It started in the pre-fall collection: the trimming of the quirk, a new emphasis on elegant compatibility rather than eccentric clash. Those impulses blossomed in the latest Marni show, into something where you could imagine a whole new audience sighing, "Ah, now I get it." Consuelo Castiglioni's own mantra was "severe elegance." She cited the rigor of Martha Graham, the precision of modern architecture. "I want to go back to the start, with simplicity and discipline," she said before her show. Long, lean, clean lines were elongated still further by platform shoes. But an even clearer means to Castiglioni's end was to make things match. Like the opening coat and skirt. Or the skirt and jacket a few looks later that seamlessly blended into the backdrop and the floor covering. Or the top, skirt, and bag a few looks after that, which were all cut from the same cloth. At one point, there was even a suit—or at least a double-breasted coat-dress over a skirt—in basic black. But, lest we forget this is Marni we're talking about, the coat had a swingy shirttail back.

True, Castiglioni may have streamlined her sensibility, but she scarcely mothballed Marni's spirit. With all the emphasis on complement, there was still room for a fitted sheath whose short sleeves were composed of jutting black paillettes, or a sensational suit in a dissolving tartan. Suits are generally a safe option in fashion. The security offered by one of Castiglioni's versions was perhaps less reliable but more rewarding.

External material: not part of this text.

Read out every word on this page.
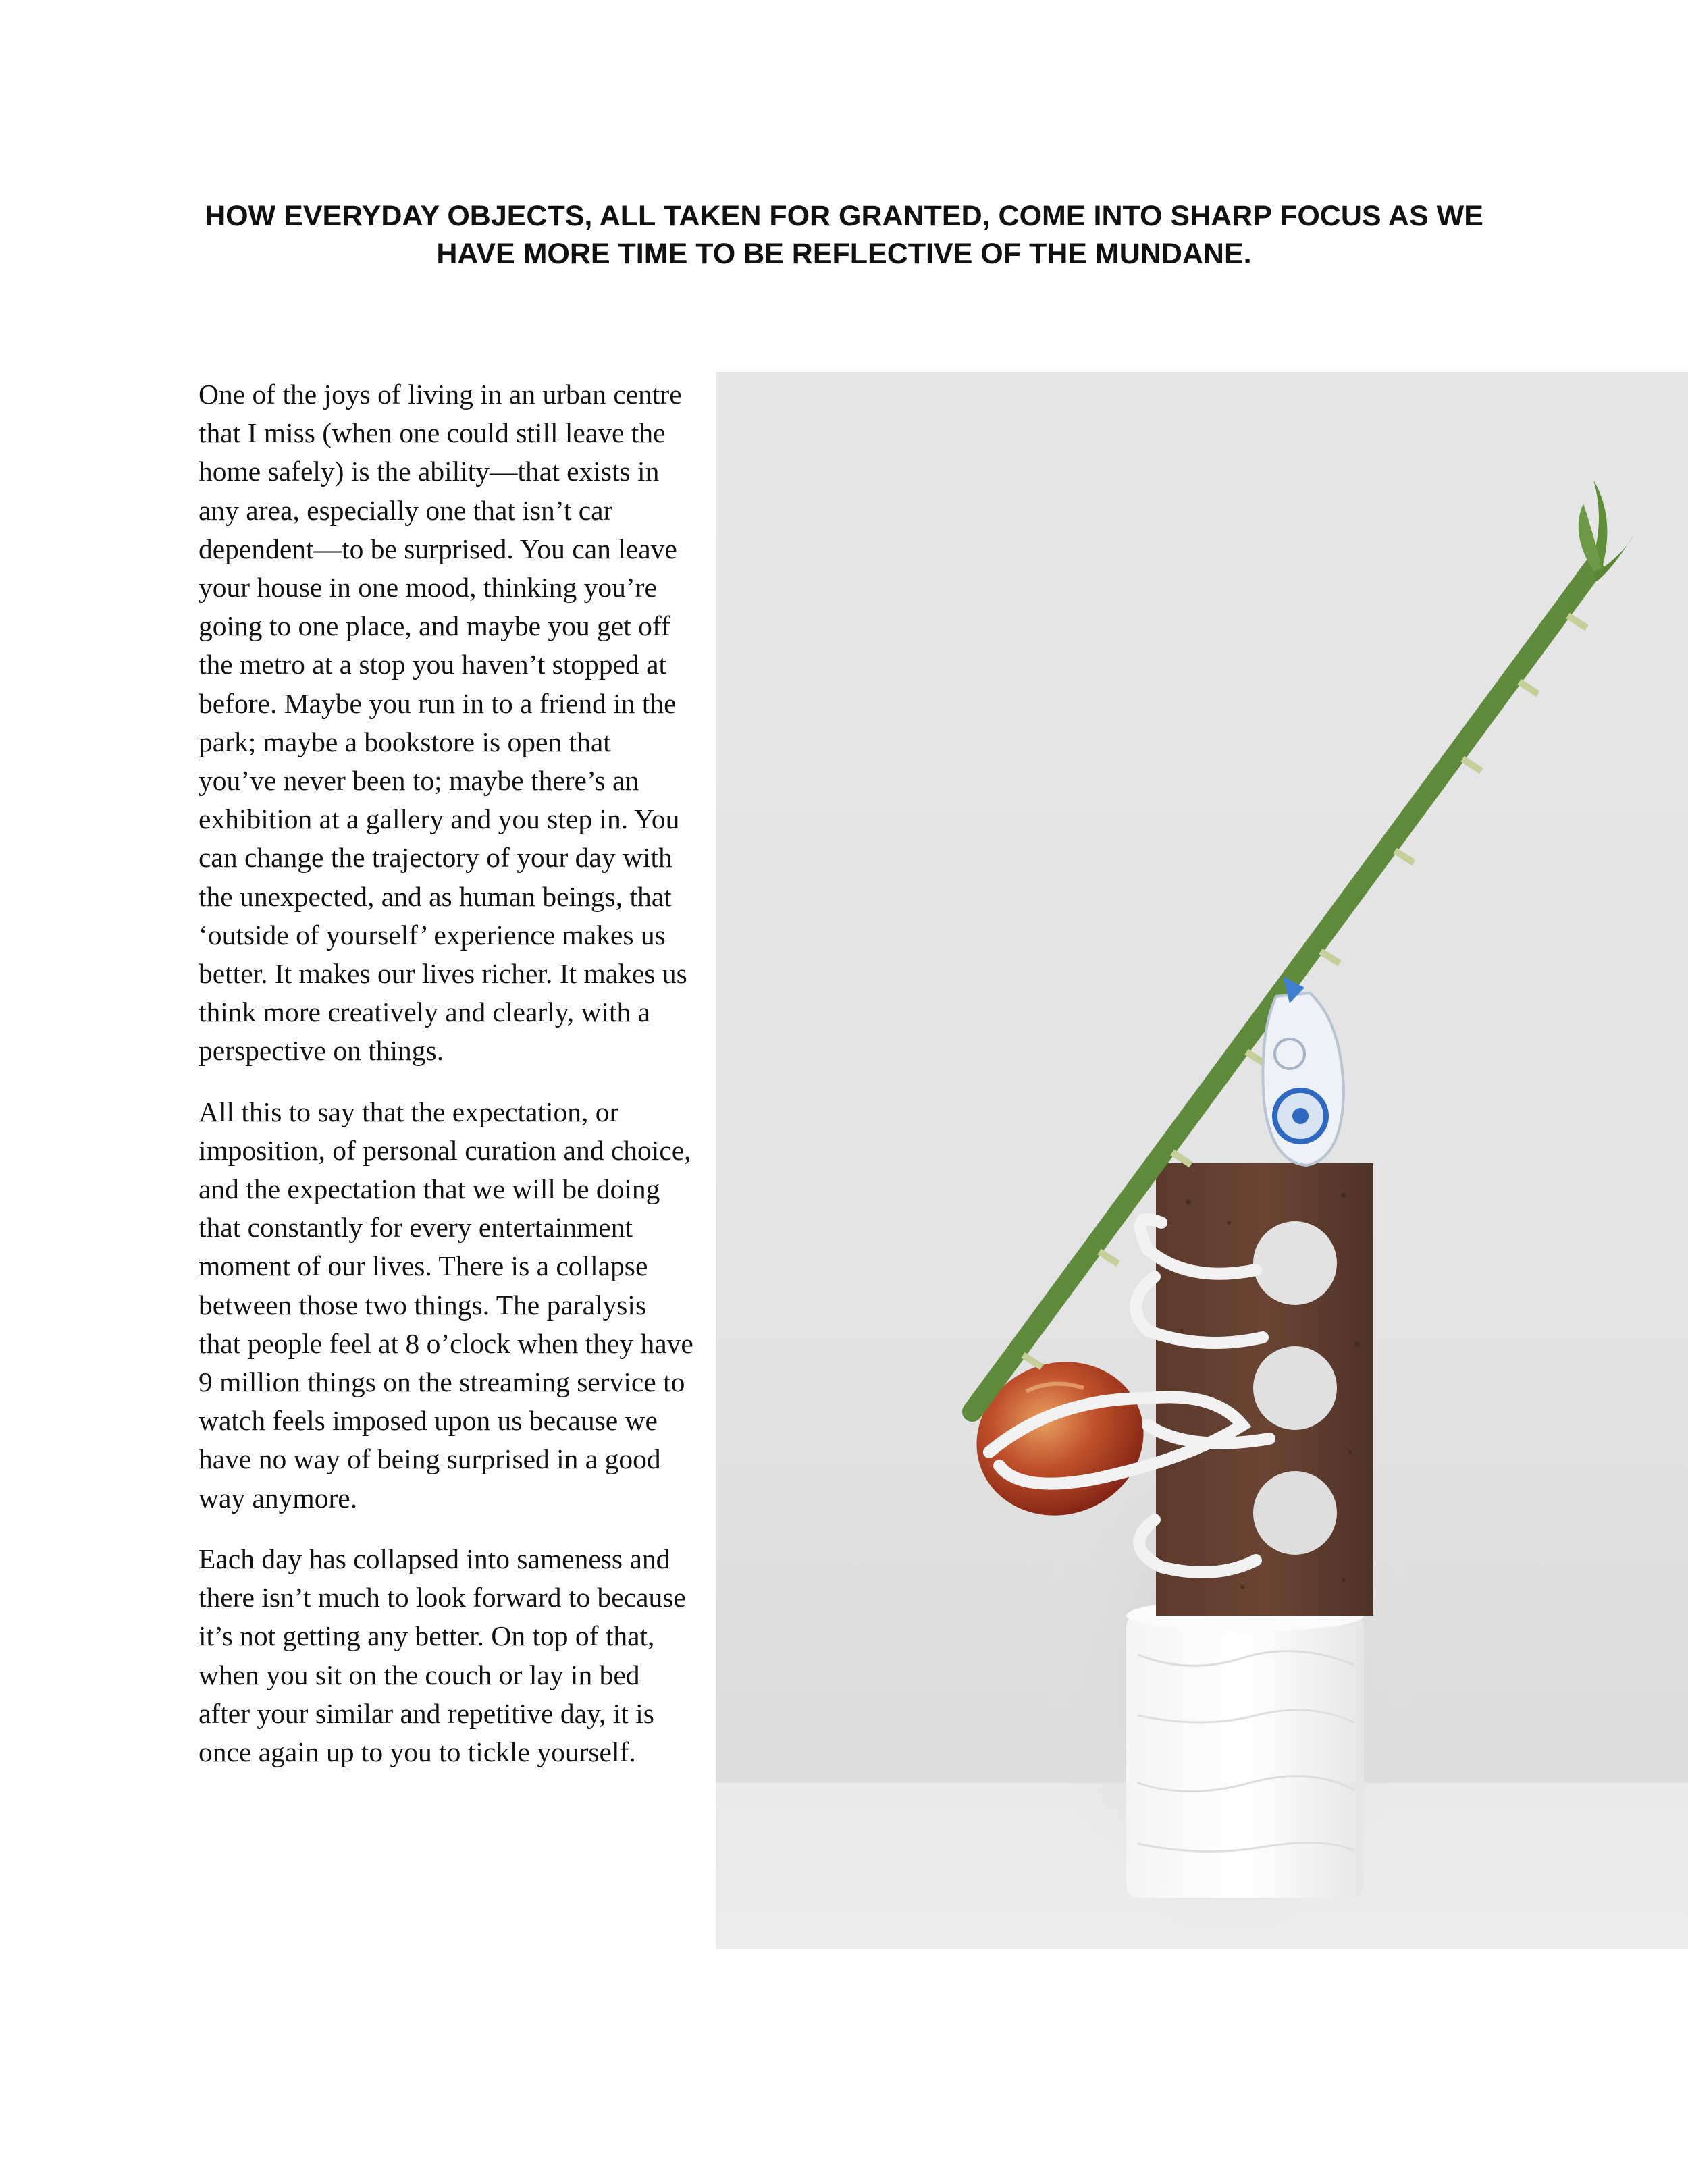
HOW EVERYDAY OBJECTS, ALL TAKEN FOR GRANTED, COME INTO SHARP FOCUS AS WE HAVE MORE TIME TO BE REFLECTIVE OF THE MUNDANE.

One of the joys of living in an urban centre that I miss (when one could still leave the home safely) is the ability—that exists in any area, especially one that isn’t car dependent—to be surprised. You can leave your house in one mood, thinking you’re going to one place, and maybe you get off the metro at a stop you haven’t stopped at before. Maybe you run in to a friend in the park; maybe a bookstore is open that you’ve never been to; maybe there’s an exhibition at a gallery and you step in. You can change the trajectory of your day with the unexpected, and as human beings, that ‘outside of yourself’ experience makes us better. It makes our lives richer. It makes us think more creatively and clearly, with a perspective on things.

All this to say that the expectation, or imposition, of personal curation and choice, and the expectation that we will be doing that constantly for every entertainment moment of our lives. There is a collapse between those two things. The paralysis that people feel at 8 o’clock when they have 9 million things on the streaming service to watch feels imposed upon us because we have no way of being surprised in a good way anymore.

Each day has collapsed into sameness and there isn’t much to look forward to because it’s not getting any better. On top of that, when you sit on the couch or lay in bed after your similar and repetitive day, it is once again up to you to tickle yourself.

And in keeping with that notion, the collection's leathers and furs were a little less than straightforward. The leathers, for instance, were bonded, which gave them an armorlike solidity. The furs, on the other hand, were toyed with—a beaver coat looked like it had been dip-dyed in jade green; mink jackets were carved into diamond patterns. There was a nonchalant decadence in such indulgences that suggested that the severity of Castiglioni's new elegance is ultimately anything but.